$34.99
In this homework you will use nearest neighbors and naive bayes to determine whether you would have survived the Titanic sinking, and compare your results to those obtained with previous algorithms. To find out, we will use the titanic dataset (titanic_data.csv), containing the following information about 887 passengers: 1) whether they survived or not (1 = survived, 0 = deceased), 2) passenger class, 3) gender (0 = male, 1 = female), 4) age, 5) number of siblings/spouses aboard, 6) number of parents/children aboard, and 7) fare:
Passenger 1 Passenger 2 Passenger 3 ··· Passenger 887
Survived 0 1 1 ··· 0
Passenger Class 3 1 3 ··· 3
Gender 0 1 1 ··· 0
Age 22 38 26 ··· 32
Siblings/Spouses 1 1 0 ··· 0
Parents/Children 0 0 0 ··· 0
Fare 7.25 71.2833 7.925 ··· 7.75
Each subproblem is worth 10 points.
Problem 5.1. Nearest Neighbors
(a) Write your own code to implement your favorite variant of K-nearest neighbors that seems appropriate to predict whether you would have survived the titanic sinking or not. Explain your choice/reasoning, and submit your code in an appendix.
(b) What measure of distance did you use, and why do you think this is this a good idea?
(c) Build your own feature vector x. For K = 1,2,...,N, would you have survived the titanic sinking? Describe your results with a plot.

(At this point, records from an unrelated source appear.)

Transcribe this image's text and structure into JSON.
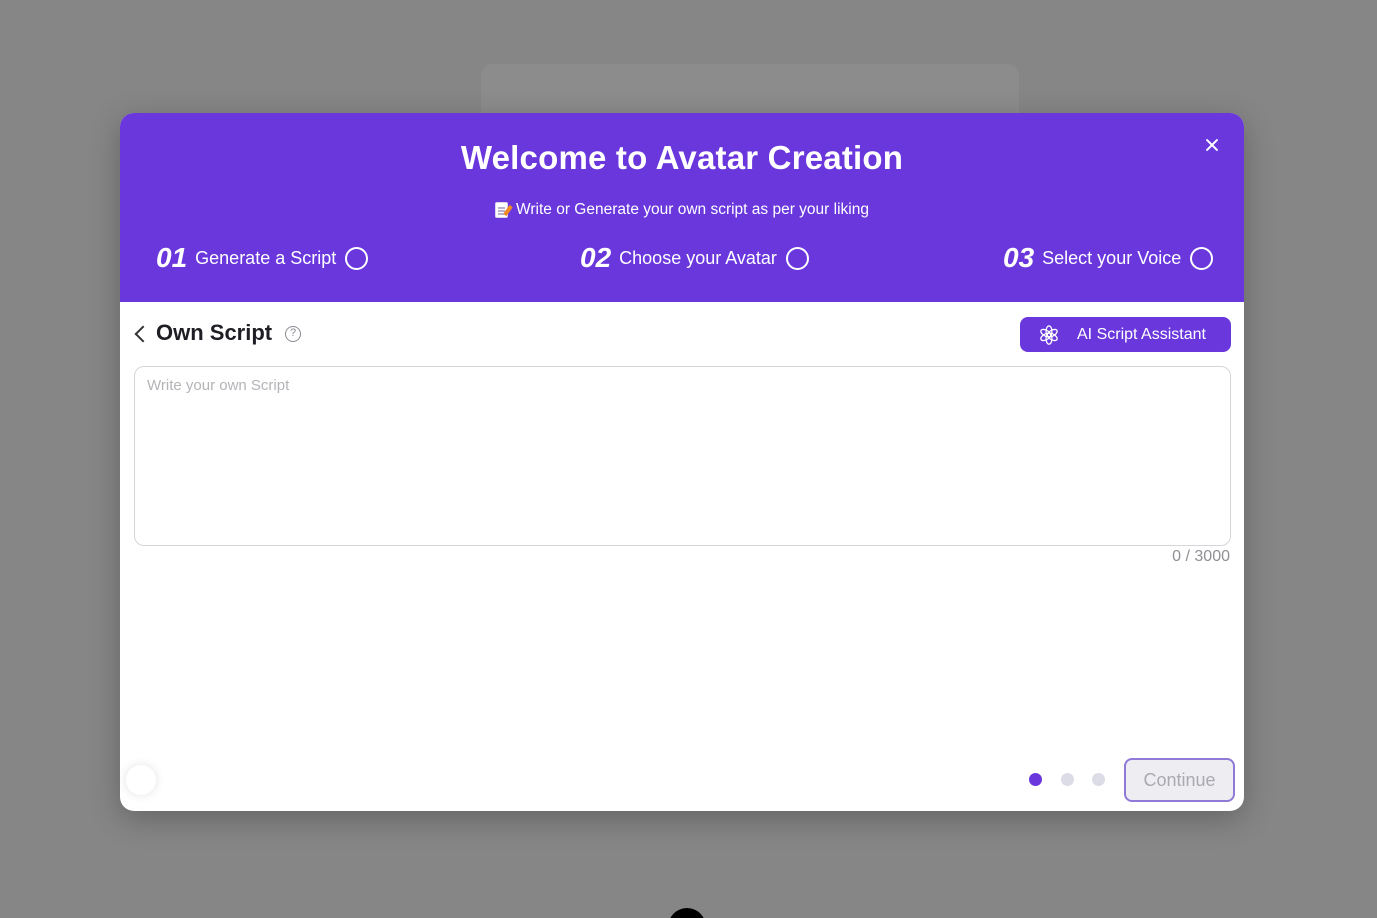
{
  "modal": {
    "title": "Welcome to Avatar Creation",
    "subtitle": "Write or Generate your own script as per your liking",
    "subtitle_icon": "memo-icon",
    "close_icon": "close-icon",
    "steps": [
      {
        "number": "01",
        "label": "Generate a Script"
      },
      {
        "number": "02",
        "label": "Choose your Avatar"
      },
      {
        "number": "03",
        "label": "Select your Voice"
      }
    ]
  },
  "script_section": {
    "title": "Own Script",
    "help_glyph": "?",
    "ai_button_label": "AI Script Assistant",
    "ai_button_icon": "openai-icon",
    "textarea_placeholder": "Write your own Script",
    "textarea_value": "",
    "char_count": "0 / 3000"
  },
  "footer": {
    "pagination": {
      "total": 3,
      "active": 1
    },
    "continue_label": "Continue"
  },
  "colors": {
    "accent": "#6937dc",
    "overlay": "rgba(0,0,0,0.45)"
  }
}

(d) In light of this, what do you think would be the best choice of K, and why?
(e) Describe how you could assess the reliability (confidence) of your results?
Problem 5.2. Naive Bayes
(a) Write your own code to implement Naive Bayes. Submit your code in an appendix.
(b) How did you model each variable (e.g., Bernoulli, Multinomial, Gaussian), and why?
(c) Build your own feature vector x. According to your Naive Bayes classifier, would you have survived the titanic sinking?
(d) Describe how you could assess the reliability (confidence) of your results?
Problem 5.3. Out of all the methods that you have used so far for this dataset, which would you prefer, and why?
5-1